# Collection of Hard Core Double Century Patches from So Cal - circa 1980s



## bikemonkey (Dec 7, 2021)

I acquired this collection a few years ago and thought I would share some photos. I also have a snippet of history included on two people whose names appear on several of the patches. I am hoping it will be of interest to you folks on the west coast - so jealous of all of the bicycle culture out there.

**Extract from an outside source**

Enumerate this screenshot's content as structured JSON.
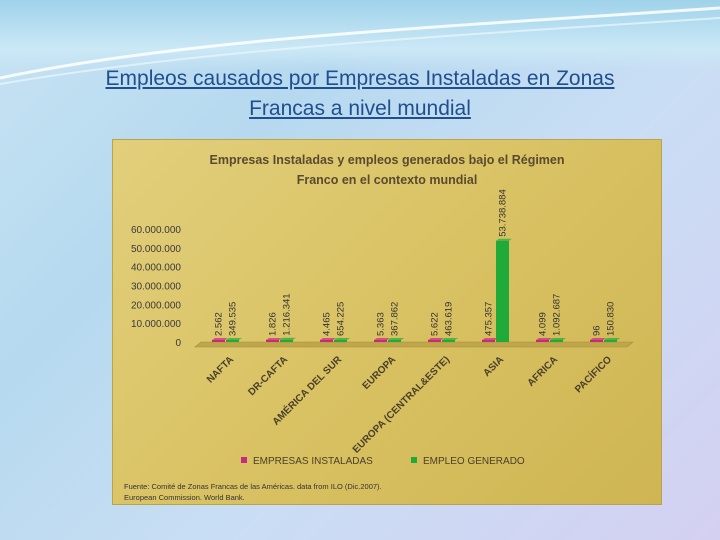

I am posting it in here as I did not see a better forum - I would suppose these folks were riding "lightweights'" on these rides.🙂

From the interwebs on Ruth Barnes:

_"We first met Ruth on a Wheelmen ride in 1971. From the beginning, it was obvious that Ruth was an exceptional rider and held her own with the very best of the men riders. She was always in the lead and was incredibly competitive. She wanted to be the best women rider around. Those were the days when women were never taken seriously. Ruth would prove everyone wrong....We think that in terms of Ruth’s cycling life, her greatest achievement was the fact that Ruth was the first woman to ride our club’s Grand Tour Triple Century. In 1973 she achieved the unthinkable and showed everyone that women are strong and can do whatever they set their minds to..."_

And this on Jim Watrous:

_"When nearly 200 cyclists signed up to participate in the Hemet Double Century and Century cycling events on Saturday, Jim Watrous was there before dawn to see that the ride was as smooth as could be. As director for 26 of the event’s 47-year history, Watrous spent countless hours preparing the courses and securing volunteers to help..."_


----------



## jimbo53 (Dec 7, 2021)

WOW-those patches represent a committment to long distance riding I cannot personally imagine. In awe... Thanks for sharing


----------



## cyclingday (Dec 17, 2021)

Yeah, that’s a neat collection.
I did the ride on the first patch.
Rosarito-Ensenada 50 miler 1982.
Those Mexico rides in the 80’s were a blast.
My favorite one, was the Tecate-Ensenada 75 miler.
Never attempted a Double Century.
That sounds like a torture test now. Lol!
The one I always wanted to do, but never did, was the Mojave by Moonlight ride.
I believe it was a Century Ride held on a full moon night out in the desert.


----------